Dia menatapku kosong dengan mata merahnya yang berbinar.

“Kita berada di situasi yang sama, jadi setidaknya aku harus memberimu ini.”

Aku dengan santai berjalan menuju jalan utama dengan tangan terlipat di belakang punggung.

Dan seolah-olah tidak terjadi apa-apa, aku berpisah dengannya sambil berkata,

"Ya terima kasih banyak!"

Wakil Komandan Api Merah menundukkan kepalanya untuk memberi salam kepada seorang Ksatria Pertahanan.

Aku melirik ke arahnya sebentar.

"Terima kasih? Kami hanya berada di pihak yang sama, bukan sekutu.”

Lalu aku memperingatkannya dengan suara dingin,

“Ini hanya sebuah wortel untuk membuat kamu tetap tenang.
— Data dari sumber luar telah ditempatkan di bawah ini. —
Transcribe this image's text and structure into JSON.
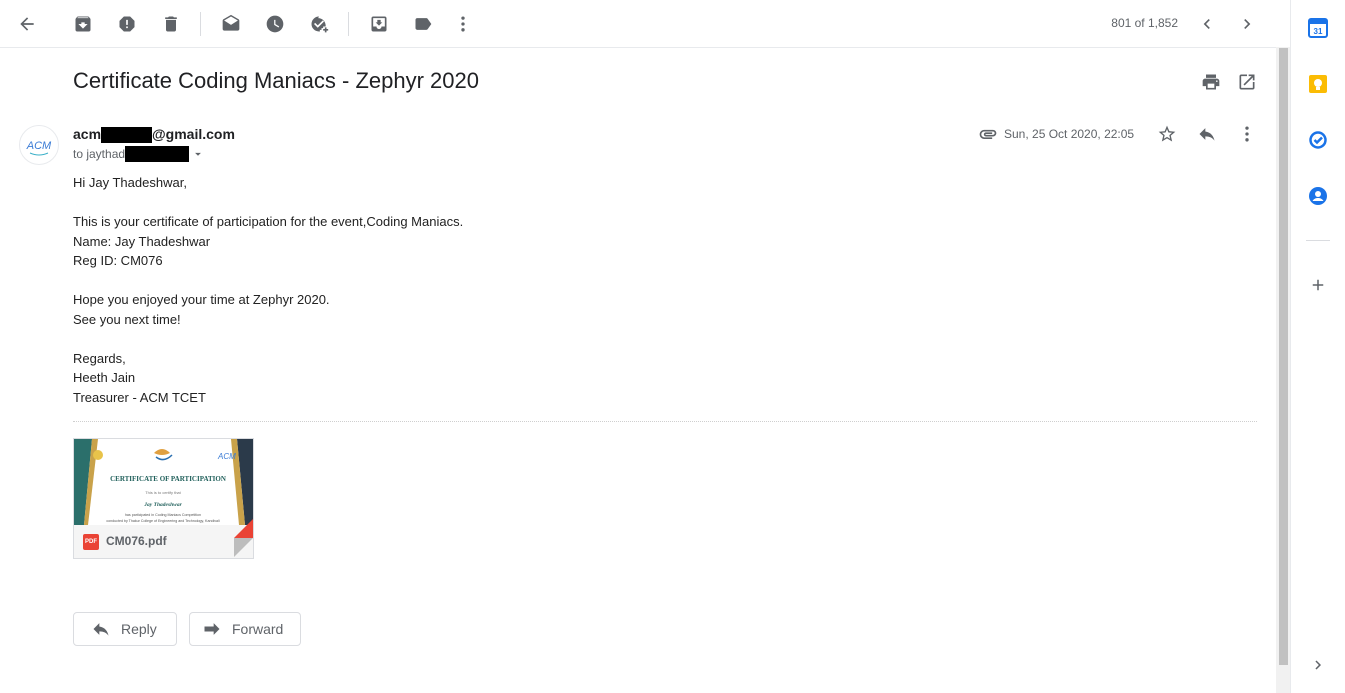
{
  "toolbar": {
    "counter": "801 of 1,852",
    "icons": [
      "back-icon",
      "archive-icon",
      "report-spam-icon",
      "delete-icon",
      "mark-unread-icon",
      "snooze-icon",
      "add-to-tasks-icon",
      "move-to-icon",
      "label-icon",
      "more-icon",
      "newer-icon",
      "older-icon"
    ]
  },
  "email": {
    "subject": "Certificate Coding Maniacs - Zephyr 2020",
    "sender_prefix": "acm",
    "sender_suffix": "@gmail.com",
    "to_prefix": "to jaythad",
    "date": "Sun, 25 Oct 2020, 22:05",
    "avatar_text": "ACM",
    "body": {
      "greeting": "Hi Jay Thadeshwar,",
      "line1": "This is your certificate of participation for the event,Coding Maniacs.",
      "line2": "Name: Jay Thadeshwar",
      "line3": "Reg ID: CM076",
      "line4": "Hope you enjoyed your time at Zephyr 2020.",
      "line5": "See you next time!",
      "regards": "Regards,",
      "name": "Heeth Jain",
      "role": "Treasurer - ACM TCET"
    }
  },
  "attachment": {
    "filename": "CM076.pdf",
    "badge": "PDF",
    "preview_title": "CERTIFICATE OF PARTICIPATION",
    "preview_line1": "This is to certify that",
    "preview_name": "Jay Thadeshwar",
    "preview_line2": "has participated in Coding Maniacs Competition",
    "preview_line3": "conducted by Thakur College of Engineering and Technology, Kandivali"
  },
  "actions": {
    "reply": "Reply",
    "forward": "Forward"
  },
  "side_panel": {
    "calendar_day": "31",
    "icons": [
      "calendar-icon",
      "keep-icon",
      "tasks-icon",
      "contacts-icon",
      "add-icon",
      "expand-panel-icon"
    ]
  },
  "colors": {
    "accent_blue": "#1a73e8",
    "keep_yellow": "#fbbc04",
    "pdf_red": "#ea4335"
  }
}
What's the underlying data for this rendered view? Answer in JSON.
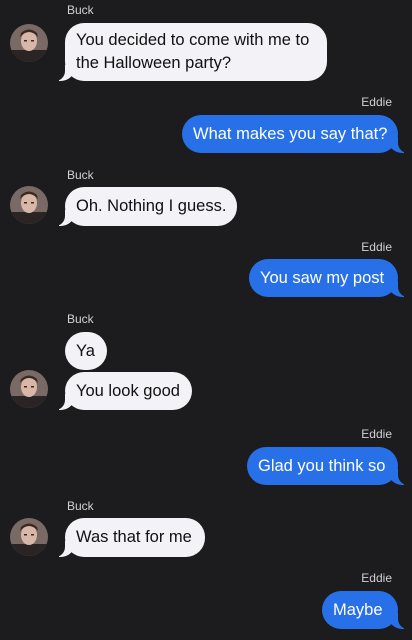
{
  "colors": {
    "background": "#1c1c1e",
    "incoming_bubble": "#f2f2f7",
    "outgoing_bubble": "#2870e8",
    "sender_label": "#d1d1d6"
  },
  "conversation": [
    {
      "sender": "Buck",
      "direction": "incoming",
      "lines": [
        "You decided to come with me to",
        "the Halloween party?"
      ]
    },
    {
      "sender": "Eddie",
      "direction": "outgoing",
      "lines": [
        "What makes you say that?"
      ]
    },
    {
      "sender": "Buck",
      "direction": "incoming",
      "lines": [
        "Oh. Nothing I guess."
      ]
    },
    {
      "sender": "Eddie",
      "direction": "outgoing",
      "lines": [
        "You saw my post"
      ]
    },
    {
      "sender": "Buck",
      "direction": "incoming",
      "lines": [
        "Ya"
      ]
    },
    {
      "sender": "Buck",
      "direction": "incoming",
      "lines": [
        "You look good"
      ]
    },
    {
      "sender": "Eddie",
      "direction": "outgoing",
      "lines": [
        "Glad you think so"
      ]
    },
    {
      "sender": "Buck",
      "direction": "incoming",
      "lines": [
        "Was that for me"
      ]
    },
    {
      "sender": "Eddie",
      "direction": "outgoing",
      "lines": [
        "Maybe"
      ]
    }
  ],
  "avatar_icon": "avatar-photo-icon"
}
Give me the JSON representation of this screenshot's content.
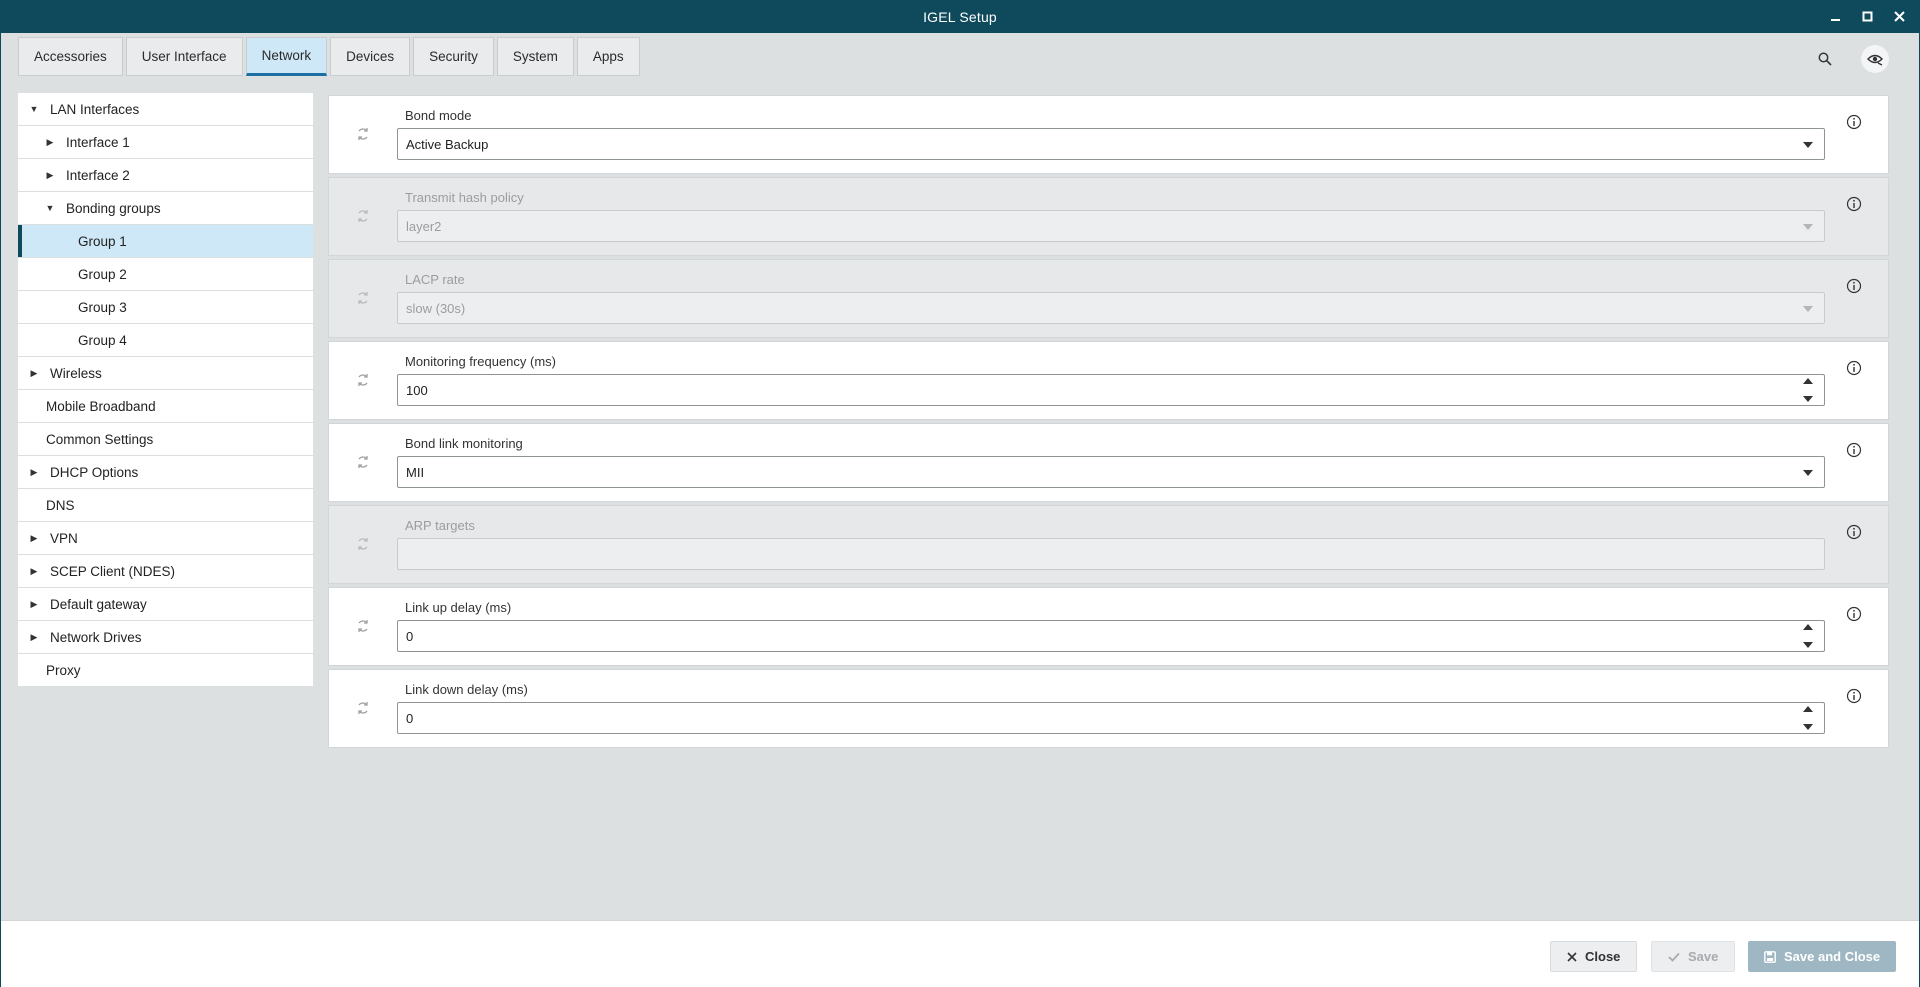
{
  "window": {
    "title": "IGEL Setup"
  },
  "tabs": [
    {
      "label": "Accessories",
      "active": false
    },
    {
      "label": "User Interface",
      "active": false
    },
    {
      "label": "Network",
      "active": true
    },
    {
      "label": "Devices",
      "active": false
    },
    {
      "label": "Security",
      "active": false
    },
    {
      "label": "System",
      "active": false
    },
    {
      "label": "Apps",
      "active": false
    }
  ],
  "top_icons": [
    "search-icon",
    "hide-eye-icon"
  ],
  "sidebar": {
    "items": [
      {
        "label": "LAN Interfaces",
        "level": 0,
        "arrow": "expanded"
      },
      {
        "label": "Interface 1",
        "level": 1,
        "arrow": "collapsed"
      },
      {
        "label": "Interface 2",
        "level": 1,
        "arrow": "collapsed"
      },
      {
        "label": "Bonding groups",
        "level": 1,
        "arrow": "expanded"
      },
      {
        "label": "Group 1",
        "level": 2,
        "selected": true
      },
      {
        "label": "Group 2",
        "level": 2
      },
      {
        "label": "Group 3",
        "level": 2
      },
      {
        "label": "Group 4",
        "level": 2
      },
      {
        "label": "Wireless",
        "level": 0,
        "arrow": "collapsed"
      },
      {
        "label": "Mobile Broadband",
        "level": 0
      },
      {
        "label": "Common Settings",
        "level": 0
      },
      {
        "label": "DHCP Options",
        "level": 0,
        "arrow": "collapsed"
      },
      {
        "label": "DNS",
        "level": 0
      },
      {
        "label": "VPN",
        "level": 0,
        "arrow": "collapsed"
      },
      {
        "label": "SCEP Client (NDES)",
        "level": 0,
        "arrow": "collapsed"
      },
      {
        "label": "Default gateway",
        "level": 0,
        "arrow": "collapsed"
      },
      {
        "label": "Network Drives",
        "level": 0,
        "arrow": "collapsed"
      },
      {
        "label": "Proxy",
        "level": 0
      }
    ]
  },
  "settings": {
    "bond_mode": {
      "label": "Bond mode",
      "value": "Active Backup"
    },
    "transmit_hash_policy": {
      "label": "Transmit hash policy",
      "value": "layer2"
    },
    "lacp_rate": {
      "label": "LACP rate",
      "value": "slow (30s)"
    },
    "monitoring_frequency": {
      "label": "Monitoring frequency (ms)",
      "value": "100"
    },
    "bond_link_monitoring": {
      "label": "Bond link monitoring",
      "value": "MII"
    },
    "arp_targets": {
      "label": "ARP targets",
      "value": ""
    },
    "link_up_delay": {
      "label": "Link up delay (ms)",
      "value": "0"
    },
    "link_down_delay": {
      "label": "Link down delay (ms)",
      "value": "0"
    }
  },
  "footer": {
    "close_label": "Close",
    "save_label": "Save",
    "save_close_label": "Save and Close"
  },
  "colors": {
    "titlebar": "#0e4a5c",
    "selected_bg": "#cfe8f7",
    "accent": "#1b6fa3"
  }
}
Memahami?"

Ekina menatap kosong pada jari yang aku tunjuk ke arahnya.

Kemudian, segera setelahnya, dia tersenyum cerah dengan sudut mulut terangkat.

"aku mengerti!"

Putra Mahkota hanya menuntut pengorbanan darinya sampai sekarang.

Sementara Ksatria Pertahanan menyuruhnya mundur dan dia akan menanganinya sendiri.

Dia merasakan perbedaan nyata di antara keduanya.

Inilah rahasia bagaimana dia mempertahankan bawahannya di bawah masa lalu Putri Kedua yang miskin.